Will Bonde, a software engineer at Gobii, immediately identified with this concern: "If I hadn't known how Gobii worked, I would have thought the same thing. That wording was very ambiguous."
This led to a key insight: AI employees need clearer upfront communication about their capabilities and limitations. "Setting expectations up front would be helpful," Grace suggested. "Like when you have a facilitated discussion and you establish norms with the audience."
Andrew acknowledged this gap: "The agent doesn't currently communicate its approval processes well. If it understood its own constraints better, it could proactively say, 'I can request your approval to contact these contractors if you'd like me to.'"
Will added context about how these safeguards work: "The guardrails in our system for email communication exist outside of the AI layer. It's not about trusting the AI to be disciplined—the restrictions are enforced by the system itself."
Unexpected Benefits: Reducing Decision Fatigue
Beyond specific deliverables, Grace identified a more subtle but equally valuable benefit: "Horus and some of the agents we've created have helped us with decision fatigue. They've become thought partners. I think it's helped take some of the clutter from our minds."
This resonates with Gobii's vision. As Will put it when discussing another use case: "My wife gets stressed finding activities for our daughter. It's not that the work itself is difficult; it takes time. So we have an agent who comes up with kids' activities and sends us something every Thursday. That's the time she gets to spend with our daughter or relaxing. Taking care of soul-sucking work is what interests me most, so we can do the stuff we love in life more."
The Bigger Picture
Grace, who holds a PhD in neuroscience, found fascinating parallels between brain function and AI. "There's the concept of nature versus nurture—what's hard-coded versus what you learn by interacting with the environment. That translates well to AI. There's a natural interest in understanding how things like emotion and higher-order thinking can be built."
Andrew shared a striking insight about the technology: "What surprised me was how little code there is behind large language models. Meta's Llama—the entire transformer code is about 300 lines. When you add massive amounts of compute and data, these models develop capabilities that weren't expected. They learn an internal world model."
Grace reflected on the implications: "As a realist, it can be scary. But it's definitely exciting times. It's been helpful to see what these agents can do and test their limits."
Will offered a perspective on the uncertainty ahead: "I don't think anyone knows what five years from now looks like. Anyone who claims certainty is probably making it up.

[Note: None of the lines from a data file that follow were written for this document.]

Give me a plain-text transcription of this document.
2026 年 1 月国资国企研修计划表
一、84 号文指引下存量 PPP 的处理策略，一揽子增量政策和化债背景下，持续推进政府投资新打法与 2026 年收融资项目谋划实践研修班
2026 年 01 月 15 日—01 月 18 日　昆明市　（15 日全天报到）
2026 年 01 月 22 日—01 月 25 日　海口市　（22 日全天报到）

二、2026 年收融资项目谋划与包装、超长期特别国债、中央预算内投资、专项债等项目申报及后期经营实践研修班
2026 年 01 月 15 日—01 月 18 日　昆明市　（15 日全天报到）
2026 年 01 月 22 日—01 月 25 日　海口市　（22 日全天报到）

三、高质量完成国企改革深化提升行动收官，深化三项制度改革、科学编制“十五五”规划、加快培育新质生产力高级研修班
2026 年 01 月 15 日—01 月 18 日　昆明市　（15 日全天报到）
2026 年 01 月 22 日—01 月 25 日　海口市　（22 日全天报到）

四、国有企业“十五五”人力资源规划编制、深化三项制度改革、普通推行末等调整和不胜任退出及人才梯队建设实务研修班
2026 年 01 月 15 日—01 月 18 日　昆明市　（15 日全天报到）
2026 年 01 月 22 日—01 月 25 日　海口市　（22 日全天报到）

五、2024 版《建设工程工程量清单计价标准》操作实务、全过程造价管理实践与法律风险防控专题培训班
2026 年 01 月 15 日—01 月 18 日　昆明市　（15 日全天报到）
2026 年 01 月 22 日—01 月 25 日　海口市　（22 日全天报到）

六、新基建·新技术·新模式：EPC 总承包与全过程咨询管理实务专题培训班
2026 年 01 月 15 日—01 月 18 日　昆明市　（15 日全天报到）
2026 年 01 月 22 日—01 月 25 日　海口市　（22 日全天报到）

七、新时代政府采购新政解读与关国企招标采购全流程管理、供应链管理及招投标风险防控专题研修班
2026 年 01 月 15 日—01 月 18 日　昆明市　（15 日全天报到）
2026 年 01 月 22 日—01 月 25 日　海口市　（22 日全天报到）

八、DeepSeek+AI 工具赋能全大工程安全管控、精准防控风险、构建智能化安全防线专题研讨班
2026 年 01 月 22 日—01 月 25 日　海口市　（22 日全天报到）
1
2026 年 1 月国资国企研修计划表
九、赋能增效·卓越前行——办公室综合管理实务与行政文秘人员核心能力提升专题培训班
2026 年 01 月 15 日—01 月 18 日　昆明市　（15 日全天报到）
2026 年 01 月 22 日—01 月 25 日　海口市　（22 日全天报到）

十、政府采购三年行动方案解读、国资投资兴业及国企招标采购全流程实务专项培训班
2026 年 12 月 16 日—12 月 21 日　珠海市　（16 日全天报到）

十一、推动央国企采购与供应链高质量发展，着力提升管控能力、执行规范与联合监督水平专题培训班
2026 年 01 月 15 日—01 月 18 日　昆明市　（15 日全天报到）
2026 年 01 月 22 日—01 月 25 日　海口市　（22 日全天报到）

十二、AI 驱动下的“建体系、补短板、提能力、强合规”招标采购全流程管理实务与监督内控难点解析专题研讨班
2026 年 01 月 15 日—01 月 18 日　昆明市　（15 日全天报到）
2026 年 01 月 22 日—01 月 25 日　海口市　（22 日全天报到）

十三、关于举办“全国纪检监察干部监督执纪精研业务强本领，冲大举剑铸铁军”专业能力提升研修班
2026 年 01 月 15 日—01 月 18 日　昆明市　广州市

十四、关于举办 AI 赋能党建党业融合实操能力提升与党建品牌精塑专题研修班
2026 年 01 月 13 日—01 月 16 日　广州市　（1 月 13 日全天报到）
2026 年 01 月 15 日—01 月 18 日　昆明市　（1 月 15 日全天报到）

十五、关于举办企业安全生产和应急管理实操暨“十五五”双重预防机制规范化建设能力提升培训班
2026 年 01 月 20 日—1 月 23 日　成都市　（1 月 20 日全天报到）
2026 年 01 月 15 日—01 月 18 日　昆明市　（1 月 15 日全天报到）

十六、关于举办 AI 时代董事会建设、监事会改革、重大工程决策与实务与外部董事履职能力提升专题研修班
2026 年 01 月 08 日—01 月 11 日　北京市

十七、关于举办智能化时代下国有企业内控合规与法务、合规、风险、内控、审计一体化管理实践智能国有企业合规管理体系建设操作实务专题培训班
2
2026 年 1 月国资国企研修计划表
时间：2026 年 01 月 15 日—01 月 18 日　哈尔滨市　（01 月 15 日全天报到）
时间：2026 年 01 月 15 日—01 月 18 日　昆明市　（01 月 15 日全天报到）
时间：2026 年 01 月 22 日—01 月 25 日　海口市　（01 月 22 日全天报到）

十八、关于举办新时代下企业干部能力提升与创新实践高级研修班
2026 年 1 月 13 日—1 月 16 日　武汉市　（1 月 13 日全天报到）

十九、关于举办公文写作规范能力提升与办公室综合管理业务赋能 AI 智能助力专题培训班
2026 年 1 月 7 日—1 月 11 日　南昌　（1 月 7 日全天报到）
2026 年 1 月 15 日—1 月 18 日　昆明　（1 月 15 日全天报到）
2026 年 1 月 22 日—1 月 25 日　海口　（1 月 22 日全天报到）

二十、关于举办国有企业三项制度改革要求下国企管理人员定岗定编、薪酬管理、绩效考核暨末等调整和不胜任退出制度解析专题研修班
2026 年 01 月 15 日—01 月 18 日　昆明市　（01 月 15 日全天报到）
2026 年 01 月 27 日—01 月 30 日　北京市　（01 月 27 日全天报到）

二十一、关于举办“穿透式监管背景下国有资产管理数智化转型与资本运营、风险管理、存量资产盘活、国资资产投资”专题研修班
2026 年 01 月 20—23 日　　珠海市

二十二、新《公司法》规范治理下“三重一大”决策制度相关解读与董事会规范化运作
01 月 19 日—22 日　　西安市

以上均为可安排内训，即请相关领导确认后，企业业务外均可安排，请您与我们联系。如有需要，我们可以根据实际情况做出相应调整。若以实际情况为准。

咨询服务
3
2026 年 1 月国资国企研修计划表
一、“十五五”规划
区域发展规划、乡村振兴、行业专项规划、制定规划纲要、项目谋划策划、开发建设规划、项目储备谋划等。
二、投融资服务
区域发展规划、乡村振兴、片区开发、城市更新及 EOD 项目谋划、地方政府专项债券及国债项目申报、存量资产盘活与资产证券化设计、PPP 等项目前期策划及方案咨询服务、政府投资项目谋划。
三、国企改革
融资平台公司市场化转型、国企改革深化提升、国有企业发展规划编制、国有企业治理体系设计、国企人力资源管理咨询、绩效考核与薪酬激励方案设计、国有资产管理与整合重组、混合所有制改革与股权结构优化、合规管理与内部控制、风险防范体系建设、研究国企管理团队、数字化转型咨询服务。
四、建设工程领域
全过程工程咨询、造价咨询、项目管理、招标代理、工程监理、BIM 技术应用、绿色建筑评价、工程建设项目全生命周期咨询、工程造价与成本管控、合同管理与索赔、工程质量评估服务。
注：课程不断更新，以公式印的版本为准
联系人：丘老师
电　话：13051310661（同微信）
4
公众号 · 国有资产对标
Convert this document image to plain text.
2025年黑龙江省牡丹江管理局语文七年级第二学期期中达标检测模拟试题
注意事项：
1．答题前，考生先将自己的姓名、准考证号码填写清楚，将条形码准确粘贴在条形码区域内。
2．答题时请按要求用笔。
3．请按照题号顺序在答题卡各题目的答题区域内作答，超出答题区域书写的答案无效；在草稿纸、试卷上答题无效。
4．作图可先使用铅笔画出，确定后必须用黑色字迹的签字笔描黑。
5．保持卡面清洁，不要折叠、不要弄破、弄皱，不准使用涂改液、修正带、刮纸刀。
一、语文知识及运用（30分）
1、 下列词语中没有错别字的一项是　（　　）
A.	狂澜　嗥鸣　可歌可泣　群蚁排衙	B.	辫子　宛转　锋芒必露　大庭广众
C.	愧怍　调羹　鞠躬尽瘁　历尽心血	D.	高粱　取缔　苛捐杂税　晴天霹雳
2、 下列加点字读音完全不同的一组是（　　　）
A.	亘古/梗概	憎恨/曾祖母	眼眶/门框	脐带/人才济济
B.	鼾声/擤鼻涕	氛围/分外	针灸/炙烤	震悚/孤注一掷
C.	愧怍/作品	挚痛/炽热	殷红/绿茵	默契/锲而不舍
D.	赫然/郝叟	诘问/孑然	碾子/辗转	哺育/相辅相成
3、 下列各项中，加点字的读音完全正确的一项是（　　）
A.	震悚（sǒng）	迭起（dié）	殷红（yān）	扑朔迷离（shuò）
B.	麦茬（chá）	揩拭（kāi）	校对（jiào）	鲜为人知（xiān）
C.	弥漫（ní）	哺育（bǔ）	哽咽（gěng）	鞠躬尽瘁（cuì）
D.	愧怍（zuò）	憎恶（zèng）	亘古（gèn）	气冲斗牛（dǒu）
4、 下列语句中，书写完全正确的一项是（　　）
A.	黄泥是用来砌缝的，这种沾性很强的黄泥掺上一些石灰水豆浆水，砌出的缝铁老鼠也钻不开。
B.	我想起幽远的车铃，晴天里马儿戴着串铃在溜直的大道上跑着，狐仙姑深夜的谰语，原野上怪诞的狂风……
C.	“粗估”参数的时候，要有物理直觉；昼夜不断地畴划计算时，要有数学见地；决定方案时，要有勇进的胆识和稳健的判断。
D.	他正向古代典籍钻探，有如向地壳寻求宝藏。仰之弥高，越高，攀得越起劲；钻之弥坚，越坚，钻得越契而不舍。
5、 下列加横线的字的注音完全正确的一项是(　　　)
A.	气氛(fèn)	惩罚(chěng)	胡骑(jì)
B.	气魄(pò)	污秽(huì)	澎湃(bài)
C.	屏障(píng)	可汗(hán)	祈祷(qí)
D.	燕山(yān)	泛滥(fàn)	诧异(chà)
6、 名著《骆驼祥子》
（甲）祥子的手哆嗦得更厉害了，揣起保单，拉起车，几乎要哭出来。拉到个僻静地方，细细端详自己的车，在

But taking care of soul-sucking work so we can do the stuff we love in life more—that's what matters."
Why This Matters
Grace's experience illustrates a crucial point: AI employees aren't just about completing individual tasks. They reduce the cognitive overhead of managing complex projects.
Home renovations, like many major life projects, involve:
- Multiple parallel workstreams
- Evolving information and requirements
- Numerous small decisions that collectively matter
- Communication with various stakeholders
- Research across different domains
- Document management and organization
These are exactly the kinds of projects where Gobii AI employees shine—not because any single task is impossibly difficult, but because the cumulative mental load is exhausting. And they can get started right away.
For Grace, the assessment was straightforward: "It's been neat engaging with you as developers and the people who conceived of this idea. This was fun."
But more importantly, it worked. And for a complex renovation project with hard deadlines and real money at stake, "fun" took a backseat to "helpful"—which is exactly what Horus turned out to be.
Gobii's AI employees work through email, handling research, coordination, and communication for complex projects. They maintain context over time, work autonomously within guardrails, and can be delegated tasks just like a human assistant or intern—but they're always available and never overwhelmed by detail work.